Published online by Cambridge University Press: 18 January 2024
Introduction
This chapter will describe, broadly, the variety of state laws which govern guardians’ decision-making on behalf of persons who have lost, or who have never had, capacity to make their own decisions about healthcare or finances (such persons being termed, by the convention of this book, ‘P’). It begins with a brief discussion of the federalist tradition in the US that has left the law of guardianship to the several states, resulting in a striking lack of uniformity across the country. It then moves on to discuss what it is to have and to lose capacity at law, and the general nature of guardianships of the person of P and of the estate of P. Exploration of guardianship of the person of P necessarily leads us into brief discussion of non-guardianship means by which P's medical choices, particularly around end-of-life, can be made by P in advance of loss of capacity, or by P's family members. Next, the chapter considers the legal standards by which P's interests are meant to be pursued.

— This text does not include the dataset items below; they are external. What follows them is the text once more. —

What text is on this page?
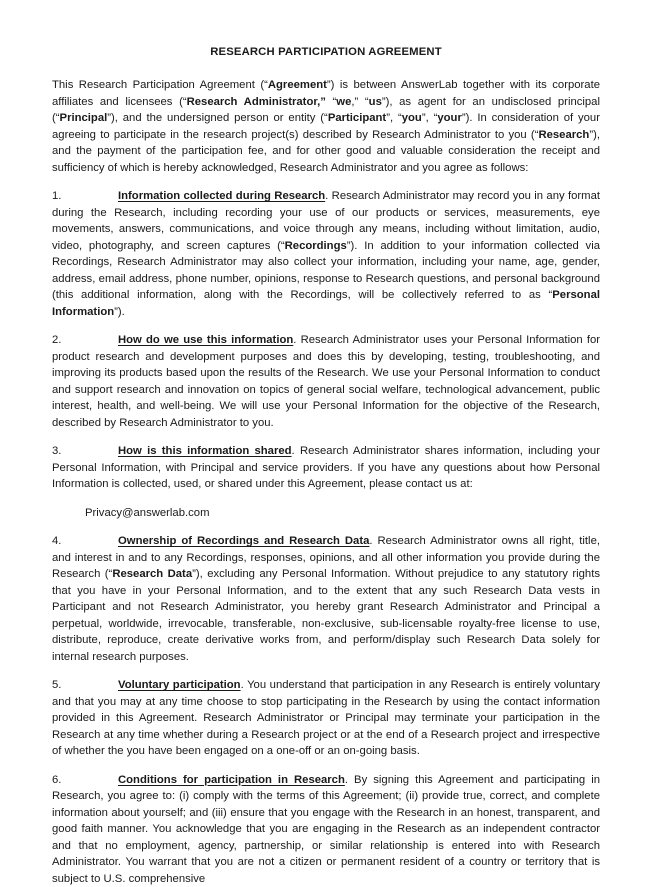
RESEARCH PARTICIPATION AGREEMENT

This Research Participation Agreement (“Agreement”) is between AnswerLab together with its corporate affiliates and licensees (“Research Administrator,” “we,” “us”), as agent for an undisclosed principal (“Principal”), and the undersigned person or entity (“Participant”, “you”, “your”). In consideration of your agreeing to participate in the research project(s) described by Research Administrator to you (“Research”), and the payment of the participation fee, and for other good and valuable consideration the receipt and sufficiency of which is hereby acknowledged, Research Administrator and you agree as follows:

1.	Information collected during Research. Research Administrator may record you in any format during the Research, including recording your use of our products or services, measurements, eye movements, answers, communications, and voice through any means, including without limitation, audio, video, photography, and screen captures (“Recordings”). In addition to your information collected via Recordings, Research Administrator may also collect your information, including your name, age, gender, address, email address, phone number, opinions, response to Research questions, and personal background (this additional information, along with the Recordings, will be collectively referred to as “Personal Information”).

2.	How do we use this information. Research Administrator uses your Personal Information for product research and development purposes and does this by developing, testing, troubleshooting, and improving its products based upon the results of the Research. We use your Personal Information to conduct and support research and innovation on topics of general social welfare, technological advancement, public interest, health, and well-being. We will use your Personal Information for the objective of the Research, described by Research Administrator to you.

3.	How is this information shared. Research Administrator shares information, including your Personal Information, with Principal and service providers. If you have any questions about how Personal Information is collected, used, or shared under this Agreement, please contact us at:

Privacy@answerlab.com

4.	Ownership of Recordings and Research Data. Research Administrator owns all right, title, and interest in and to any Recordings, responses, opinions, and all other information you provide during the Research (“Research Data”), excluding any Personal Information. Without prejudice to any statutory rights that you have in your Personal Information, and to the extent that any such Research Data vests in Participant and not Research Administrator, you hereby grant Research Administrator and Principal a perpetual, worldwide, irrevocable, transferable, non-exclusive, sub-licensable royalty-free license to use, distribute, reproduce, create derivative works from, and perform/display such Research Data solely for internal research purposes.

5.	Voluntary participation. You understand that participation in any Research is entirely voluntary and that you may at any time choose to stop participating in the Research by using the contact information provided in this Agreement. Research Administrator or Principal may terminate your participation in the Research at any time whether during a Research project or at the end of a Research project and irrespective of whether the you have been engaged on a one-off or an on-going basis.

6.	Conditions for participation in Research. By signing this Agreement and participating in Research, you agree to: (i) comply with the terms of this Agreement; (ii) provide true, correct, and complete information about yourself; and (iii) ensure that you engage with the Research in an honest, transparent, and good faith manner. You acknowledge that you are engaging in the Research as an independent contractor and that no employment, agency, partnership, or similar relationship is entered into with Research Administrator. You warrant that you are not a citizen or permanent resident of a country or territory that is subject to U.S. comprehensive
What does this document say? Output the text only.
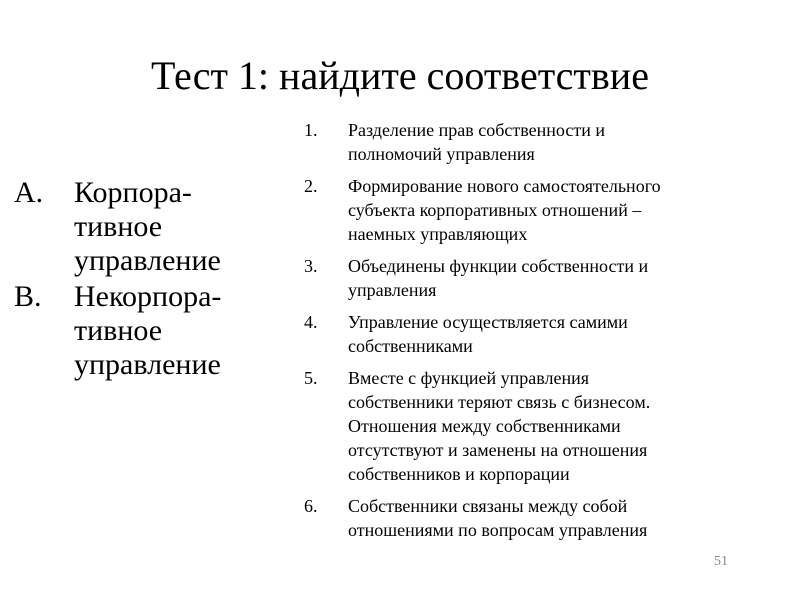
Тест 1: найдите соответствие
A.	Корпора-
тивное
управление
B.	Некорпора-
тивное
управление
1.	Разделение прав собственности и
полномочий управления
2.	Формирование нового самостоятельного
субъекта корпоративных отношений –
наемных управляющих
3.	Объединены функции собственности и
управления
4.	Управление осуществляется самими
собственниками
5.	Вместе с функцией управления
собственники теряют связь с бизнесом.
Отношения между собственниками
отсутствуют и заменены на отношения
собственников и корпорации
6.	Собственники связаны между собой
отношениями по вопросам управления
51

A short evaluative section points out how very little consideration the American law of guardianship offers to P's values after P has lost capacity. The chapter then takes optimistic note of a new development in American guardianship law, the movement for ‘supported judgement’, which may make for room for P's values; and concludes.
Some aspects of federalism in the US
The law of healthcare decision-making, the law of property and the law of guardianship are all areas that, by tradition more than by necessity, have been left to be governed by the US states rather than by the US federal government. The reasons for this are many. First, the US Constitution provides that Congress may only regulate matters that touch on ‘commerce among the several states’. This was, at least until the 20th century, thought to be a serious limit on the reach of federal law. Historically, medical treatment and decision-making, and actions relating to the preservation of estates, were thought to have had no impact on interstate commerce.